Question:
North Dakota Subscriber
Answer: You should be able to report a pair of infusion codes for the Remicade, and another code for the Benadryl administration. However, the brevity of the Benadryl infusion means you should opt for a non-infusion code.
Check out this coding advice, broken into two parts to make it more understandable:
Part 1 -- Remicade:
The total infusion time for the Remicade treatment was one hour and 42 minutes, meaning you can report the initial infusion code for the first hour plus an add-on code for the remaining 42 minutes. On the claim, report the following for the Remicade infusion:• 96413 (Chemotherapy administration, intravenous infusion technique; up to 1 hour, single or initial substance/drug) for the first hour.
• +96415 (... each additional hour [list separately in addition to code for primary procedure]) for the remaining 42 minutes.
• 555.1 (Regional enteritis; large intestine) linked to 96413 and 96415 to represent the patient's condition.
• J1745 (Injection, infliximab, 10 mg) x 20 to represent the Remicade supply.
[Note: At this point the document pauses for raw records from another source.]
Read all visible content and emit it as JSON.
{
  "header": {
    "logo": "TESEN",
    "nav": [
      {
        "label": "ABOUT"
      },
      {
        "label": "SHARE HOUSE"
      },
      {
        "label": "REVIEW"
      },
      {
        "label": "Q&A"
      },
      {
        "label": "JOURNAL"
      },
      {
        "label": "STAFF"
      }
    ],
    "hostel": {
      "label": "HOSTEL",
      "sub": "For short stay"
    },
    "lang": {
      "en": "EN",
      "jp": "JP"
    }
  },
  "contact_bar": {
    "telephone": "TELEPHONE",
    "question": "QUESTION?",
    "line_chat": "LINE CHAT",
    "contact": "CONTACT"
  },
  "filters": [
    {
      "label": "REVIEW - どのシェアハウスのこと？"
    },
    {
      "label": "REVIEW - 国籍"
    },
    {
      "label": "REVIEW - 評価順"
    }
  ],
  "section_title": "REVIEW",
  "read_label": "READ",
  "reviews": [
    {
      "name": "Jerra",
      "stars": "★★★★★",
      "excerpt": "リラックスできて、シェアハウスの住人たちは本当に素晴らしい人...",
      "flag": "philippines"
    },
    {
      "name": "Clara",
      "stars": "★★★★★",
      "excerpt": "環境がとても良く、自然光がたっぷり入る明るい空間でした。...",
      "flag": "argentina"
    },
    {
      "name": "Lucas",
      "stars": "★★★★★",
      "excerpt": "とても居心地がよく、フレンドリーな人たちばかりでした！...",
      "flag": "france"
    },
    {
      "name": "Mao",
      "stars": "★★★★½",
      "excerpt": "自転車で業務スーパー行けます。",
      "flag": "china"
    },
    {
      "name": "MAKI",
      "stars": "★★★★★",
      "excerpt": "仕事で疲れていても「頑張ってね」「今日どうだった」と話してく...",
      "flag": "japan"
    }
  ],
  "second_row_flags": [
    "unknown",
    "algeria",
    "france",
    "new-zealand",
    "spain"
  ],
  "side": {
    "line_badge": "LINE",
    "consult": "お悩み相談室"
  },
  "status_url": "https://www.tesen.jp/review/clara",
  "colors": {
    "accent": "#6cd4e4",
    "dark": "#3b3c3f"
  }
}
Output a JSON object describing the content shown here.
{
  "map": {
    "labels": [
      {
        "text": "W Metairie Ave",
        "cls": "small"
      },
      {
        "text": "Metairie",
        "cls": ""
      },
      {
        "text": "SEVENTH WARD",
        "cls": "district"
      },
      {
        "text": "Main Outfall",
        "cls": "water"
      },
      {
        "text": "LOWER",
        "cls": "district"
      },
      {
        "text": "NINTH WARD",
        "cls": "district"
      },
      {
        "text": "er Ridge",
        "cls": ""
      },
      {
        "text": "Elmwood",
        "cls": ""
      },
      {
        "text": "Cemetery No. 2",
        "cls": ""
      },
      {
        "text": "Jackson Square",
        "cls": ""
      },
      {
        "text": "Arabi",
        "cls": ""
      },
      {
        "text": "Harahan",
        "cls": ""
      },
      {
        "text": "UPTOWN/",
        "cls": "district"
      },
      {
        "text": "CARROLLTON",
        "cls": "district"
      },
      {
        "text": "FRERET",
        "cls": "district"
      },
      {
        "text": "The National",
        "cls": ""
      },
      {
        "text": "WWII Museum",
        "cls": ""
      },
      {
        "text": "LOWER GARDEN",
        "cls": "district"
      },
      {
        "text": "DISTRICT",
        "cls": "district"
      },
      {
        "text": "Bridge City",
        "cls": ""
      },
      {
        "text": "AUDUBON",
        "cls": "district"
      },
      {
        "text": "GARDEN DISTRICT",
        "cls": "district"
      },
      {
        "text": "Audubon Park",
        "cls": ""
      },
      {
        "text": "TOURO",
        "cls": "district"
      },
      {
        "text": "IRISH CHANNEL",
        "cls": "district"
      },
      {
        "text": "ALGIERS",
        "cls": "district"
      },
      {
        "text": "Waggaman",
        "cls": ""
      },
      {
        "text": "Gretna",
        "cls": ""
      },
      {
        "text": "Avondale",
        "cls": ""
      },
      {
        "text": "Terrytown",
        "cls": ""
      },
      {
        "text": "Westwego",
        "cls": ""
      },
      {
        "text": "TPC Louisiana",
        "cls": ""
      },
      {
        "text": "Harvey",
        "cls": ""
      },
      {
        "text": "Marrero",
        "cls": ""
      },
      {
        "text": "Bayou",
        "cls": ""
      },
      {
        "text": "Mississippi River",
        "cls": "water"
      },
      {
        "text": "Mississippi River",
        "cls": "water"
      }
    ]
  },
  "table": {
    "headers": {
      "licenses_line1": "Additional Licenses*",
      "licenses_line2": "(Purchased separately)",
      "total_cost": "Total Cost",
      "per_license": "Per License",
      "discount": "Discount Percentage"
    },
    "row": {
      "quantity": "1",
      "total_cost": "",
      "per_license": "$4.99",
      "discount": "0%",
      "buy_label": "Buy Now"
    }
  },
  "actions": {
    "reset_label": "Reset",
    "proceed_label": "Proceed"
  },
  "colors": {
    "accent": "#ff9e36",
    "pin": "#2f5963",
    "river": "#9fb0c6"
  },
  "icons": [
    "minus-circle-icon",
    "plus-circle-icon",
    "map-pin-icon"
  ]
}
(Only report 96415 when you are coding for at least 30 minutes of infusion time. So if a Remicade infusion lasts one hour and 20 minutes, for example, you would report only 96413.)
Part 2 -- Benadryl:
Remember, you can code separately for any antiemetics the internist provides the patient during a Remicade infusion.But since the Benadryl infusion was less than 15 minutes in duration, you should consider it a push and report +90775 (Therapeutic, prophylactic, or diagnostic injection [specify substance or drug]; each additional sequential intravenous push of a new substance/drug [list separately in addition to code for primary procedure]) with 555.1 attached.
Also, report J1200 (Injection, diphenhydramine HCl, up to 50 mg) for the Benadryl supply.